Ti-Al alloys such as Ti-6Al-4V belong to a group of materials that show tremendous potential in aircraft engine construction due to their excellent mechanical properties and high corrosion resistance. However, not only the knowledge of the material properties are relevant, but also a comprehensive understanding of the damage mechanisms that occur. One of the most relevant types of damage mechanisms is caused by the cyclic loading, as this accounts for more than 70% of the economically relevant damages, not only in the construction and operation of gas turbines. In order to address this concern, the Institute of Test and Simulation for Gas Turbines at the German Aerospace Center is developing a test bench that is dedicated to perform in-situ research investigating these damage mechanisms.
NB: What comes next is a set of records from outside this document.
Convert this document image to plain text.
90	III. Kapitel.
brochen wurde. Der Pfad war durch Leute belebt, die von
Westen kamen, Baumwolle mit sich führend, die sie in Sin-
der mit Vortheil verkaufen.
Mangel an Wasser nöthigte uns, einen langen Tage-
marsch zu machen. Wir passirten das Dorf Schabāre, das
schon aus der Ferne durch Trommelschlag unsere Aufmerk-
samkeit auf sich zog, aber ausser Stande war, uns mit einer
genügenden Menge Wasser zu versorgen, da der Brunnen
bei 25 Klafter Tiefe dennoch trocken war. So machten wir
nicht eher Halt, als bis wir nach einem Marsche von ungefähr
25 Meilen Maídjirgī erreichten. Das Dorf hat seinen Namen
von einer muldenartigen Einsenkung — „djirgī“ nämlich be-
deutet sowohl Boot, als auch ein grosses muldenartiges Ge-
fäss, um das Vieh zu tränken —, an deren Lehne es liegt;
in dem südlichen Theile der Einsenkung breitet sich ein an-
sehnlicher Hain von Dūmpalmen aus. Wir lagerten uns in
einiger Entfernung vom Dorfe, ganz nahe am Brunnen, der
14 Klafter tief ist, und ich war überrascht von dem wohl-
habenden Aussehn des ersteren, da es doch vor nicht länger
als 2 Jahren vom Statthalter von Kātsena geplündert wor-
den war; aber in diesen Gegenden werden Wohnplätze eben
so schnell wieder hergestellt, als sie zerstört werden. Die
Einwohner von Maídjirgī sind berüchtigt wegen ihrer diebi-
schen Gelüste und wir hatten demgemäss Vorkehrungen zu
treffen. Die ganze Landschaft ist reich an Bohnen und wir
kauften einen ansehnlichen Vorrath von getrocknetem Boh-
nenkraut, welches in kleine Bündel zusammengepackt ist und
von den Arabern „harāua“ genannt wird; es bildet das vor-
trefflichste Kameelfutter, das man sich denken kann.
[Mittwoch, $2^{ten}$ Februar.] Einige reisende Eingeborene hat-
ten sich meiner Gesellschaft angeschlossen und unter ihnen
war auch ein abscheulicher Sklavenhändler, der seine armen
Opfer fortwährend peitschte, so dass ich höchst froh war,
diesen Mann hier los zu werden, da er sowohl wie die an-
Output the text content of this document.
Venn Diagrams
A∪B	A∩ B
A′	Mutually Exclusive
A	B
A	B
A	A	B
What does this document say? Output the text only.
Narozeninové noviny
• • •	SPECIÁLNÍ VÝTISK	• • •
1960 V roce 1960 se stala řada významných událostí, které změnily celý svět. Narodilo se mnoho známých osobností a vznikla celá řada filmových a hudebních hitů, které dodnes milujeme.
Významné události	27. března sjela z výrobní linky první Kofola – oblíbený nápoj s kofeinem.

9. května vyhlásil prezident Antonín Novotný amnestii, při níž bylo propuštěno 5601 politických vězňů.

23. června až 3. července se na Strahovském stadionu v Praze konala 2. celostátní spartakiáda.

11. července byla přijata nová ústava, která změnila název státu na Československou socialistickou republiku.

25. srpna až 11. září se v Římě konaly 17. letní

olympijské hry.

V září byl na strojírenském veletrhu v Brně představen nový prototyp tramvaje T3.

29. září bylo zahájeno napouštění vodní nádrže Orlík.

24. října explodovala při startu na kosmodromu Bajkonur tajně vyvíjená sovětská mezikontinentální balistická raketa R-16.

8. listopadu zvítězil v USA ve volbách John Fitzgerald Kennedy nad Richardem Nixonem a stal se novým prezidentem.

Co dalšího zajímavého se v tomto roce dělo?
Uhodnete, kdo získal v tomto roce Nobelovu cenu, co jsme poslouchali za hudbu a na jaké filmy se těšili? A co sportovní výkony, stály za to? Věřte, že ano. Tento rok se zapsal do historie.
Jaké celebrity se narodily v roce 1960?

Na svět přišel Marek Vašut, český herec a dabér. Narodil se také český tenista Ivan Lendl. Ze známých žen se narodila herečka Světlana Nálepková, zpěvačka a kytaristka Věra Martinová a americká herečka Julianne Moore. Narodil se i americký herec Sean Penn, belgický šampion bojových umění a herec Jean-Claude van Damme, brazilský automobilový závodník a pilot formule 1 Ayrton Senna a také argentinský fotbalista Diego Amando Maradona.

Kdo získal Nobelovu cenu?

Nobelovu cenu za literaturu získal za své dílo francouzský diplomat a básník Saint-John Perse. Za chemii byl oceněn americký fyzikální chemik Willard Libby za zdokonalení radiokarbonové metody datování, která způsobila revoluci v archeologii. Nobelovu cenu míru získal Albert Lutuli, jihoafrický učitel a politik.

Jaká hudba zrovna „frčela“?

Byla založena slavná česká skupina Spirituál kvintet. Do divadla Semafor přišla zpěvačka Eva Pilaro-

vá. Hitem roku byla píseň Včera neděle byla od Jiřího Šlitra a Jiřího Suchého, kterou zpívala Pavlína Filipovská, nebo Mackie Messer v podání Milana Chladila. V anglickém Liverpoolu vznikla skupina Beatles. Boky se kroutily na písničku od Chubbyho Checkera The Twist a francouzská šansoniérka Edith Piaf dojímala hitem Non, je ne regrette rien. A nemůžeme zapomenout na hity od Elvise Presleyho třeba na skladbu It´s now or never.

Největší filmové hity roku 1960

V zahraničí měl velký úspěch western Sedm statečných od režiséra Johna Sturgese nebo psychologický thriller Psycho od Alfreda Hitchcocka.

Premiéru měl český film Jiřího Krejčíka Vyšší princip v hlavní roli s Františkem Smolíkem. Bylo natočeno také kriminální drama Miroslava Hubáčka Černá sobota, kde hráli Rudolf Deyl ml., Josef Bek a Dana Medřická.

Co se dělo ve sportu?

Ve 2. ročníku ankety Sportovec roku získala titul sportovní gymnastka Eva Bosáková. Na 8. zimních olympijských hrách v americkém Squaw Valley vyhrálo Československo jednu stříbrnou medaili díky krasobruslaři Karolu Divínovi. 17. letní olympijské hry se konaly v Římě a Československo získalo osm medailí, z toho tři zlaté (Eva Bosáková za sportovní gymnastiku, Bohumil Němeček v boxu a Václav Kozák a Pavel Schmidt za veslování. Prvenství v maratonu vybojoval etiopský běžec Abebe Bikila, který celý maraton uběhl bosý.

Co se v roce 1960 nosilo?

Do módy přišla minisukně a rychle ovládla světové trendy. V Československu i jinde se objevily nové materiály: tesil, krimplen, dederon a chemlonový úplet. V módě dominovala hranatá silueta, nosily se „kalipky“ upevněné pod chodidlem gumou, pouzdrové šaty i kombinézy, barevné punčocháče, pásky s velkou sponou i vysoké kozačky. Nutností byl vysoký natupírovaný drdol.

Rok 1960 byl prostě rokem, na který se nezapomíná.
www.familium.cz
The focus in this project is on a micro-load frame that allows both microscopic examination within a scanning electron microscope and crack monitoring at macroscopic level. Automation and efficient data acquistion lead to the creation of a comprehensive research environment that allows holistic research into crack growth behaviour in Ti-6Al-4V. The objective of this thesis is the characterization of the crack growth behaviour under low-cyclic fatigue conditions on a phenomenological and mathematical-analytical level. For this purpose, the results of the previously carried out literature research are presented first. Afterwards the test equipment is presented and experiment planning and execution as well as simulation are discussed. In order to characterize the fatigue behaviour of Ti-6Al-4V, the material's mechanical properties and its microstructure is determined. The focus of this work is on the description of fatigue behaviour. In addition to the phenomenological investigation, which describes the crack development from crack initiation to the failure of the material qualitatively, the results of hysteresis loops analysis and image correlation are discussed. The combination of data and simulation, that enables the analytical modeling of the crack growth behaviour of Ti-6Al-4V concludes this thesis.